As a supplement to its story, “Uber: The uncomfortable view from the driving seat,” FT created “The Uber Game.” In this game, you try to make ends meet by driving for Uber. The game claims to be “based on real reporting, including interviews with dozens of Uber drivers,” and is intended to show what life is like for Uber drivers under pressure to work as much as possible.

If it’s a game, then we’re going to give it the game treatment. Here’s what we thought of The Uber Game.

Story

In the game, you play Uber Driver, a luckless human being who has kids to feed and a $1,000 mortgage payment coming up in a week — so you’re hitting the streets hoping to make enough money in fares to keep yourself in the green.

You have the option to play on “Easier,” and “Harder” difficulties. In the former scenario, you have good credit and can afford to live in San Francisco (though presumably still with the $1,000 mortgage payment), while in the latter you have bad credit and must live in Sacramento.

From there, you must choose the right options to maximize your earnings, from choosing to buy a car charger and a data plan to working longer hours to hit bonus quests for extra cash.

At the end of the game, your profits are measured against your costs, and presumably if you hit that $1,000 profit you can make your mortgage payment.

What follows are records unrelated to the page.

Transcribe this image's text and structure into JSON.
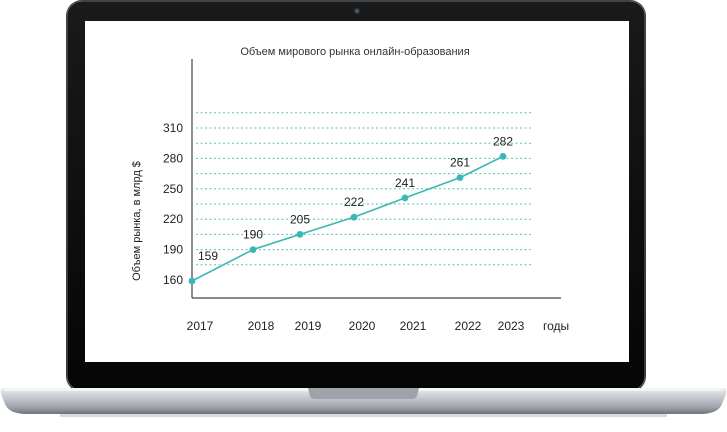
{
  "chart_data": {
    "type": "line",
    "title": "Объем мирового рынка онлайн-образования",
    "ylabel": "Объем рынка, в млрд $",
    "xlabel": "годы",
    "x": [
      "2017",
      "2018",
      "2019",
      "2020",
      "2021",
      "2022",
      "2023"
    ],
    "values": [
      159,
      190,
      205,
      222,
      241,
      261,
      282
    ],
    "data_labels": [
      "159",
      "190",
      "205",
      "222",
      "241",
      "261",
      "282"
    ],
    "yticks": [
      "160",
      "190",
      "220",
      "250",
      "280",
      "310"
    ],
    "ylim": [
      160,
      330
    ],
    "grid": true,
    "line_color": "#3bb8b3",
    "grid_color": "#3bb8b3"
  }
}
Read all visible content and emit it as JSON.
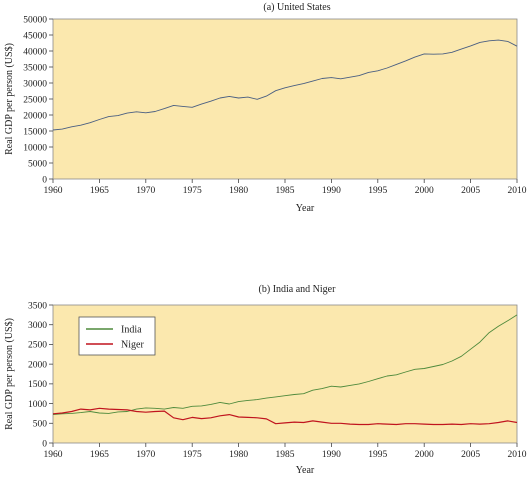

I say “presumably” because I played the game through several times and never actually made the right amount. I’m going to assume, given the content of the article this game is part of, that this is the intention: to show the crushing stress and ultimate nihilism that faces the professional Uber driver.

Heady stuff, but it’s still pretty frustrating on the level of basic gratification.

Gameplay

The game is a text-based adventure, closer to a visual novel than an actual game. You don’t get to actually do the driving, which is disappointing — I was kind of hoping I’d get to zoom across the city, Crazy Taxi-style in order to get as many customers as possible. But I suppose the thankless plodding from point A to point B is as immersive a simulation of an Uber driver’s life as any.

Despite an in-game tutorial showing you how to make nice with your customer, you only interact with your customers a few times. For the most part, a counter at the end of the day ticks up, showing you how many fares you picked up and how much you earned. Those are set, too, meaning you can’t get a lucky day and drive twenty customers unless the game has such an event scripted for that day.

Trying to balance resources, a staple of time management games, is difficult, as you must weigh whether paying out of pocket for vehicle repairs or a phone mount is worth not getting dinged by picky customers. If the intention was to make me resent those fickle people I have chauffeur around, then it has succeeded.

Graphics

The cartoon art style serves its purpose of making the game look more cheerful than the subject matter actually permits. It’s not really my cup of tea — a little too pop art for my tastes. But it gets the job done.

It does seem a little odd to me that this iteration of San Francisco is only a few blocks across. There’s stylized, and then there’s condensed-to-the-point-of-a-singularity.

Overall, for a free game created specifically to send a message about the life of an Uber driver, I’d say it’s pretty good. 7/10, and go play it when you have a few minutes. Maybe you’ll make the money where I failed so many times. Maybe you’ll be awakened to the struggle of Uber’s drivers. At the very least, you’ll only have wasted a few minutes.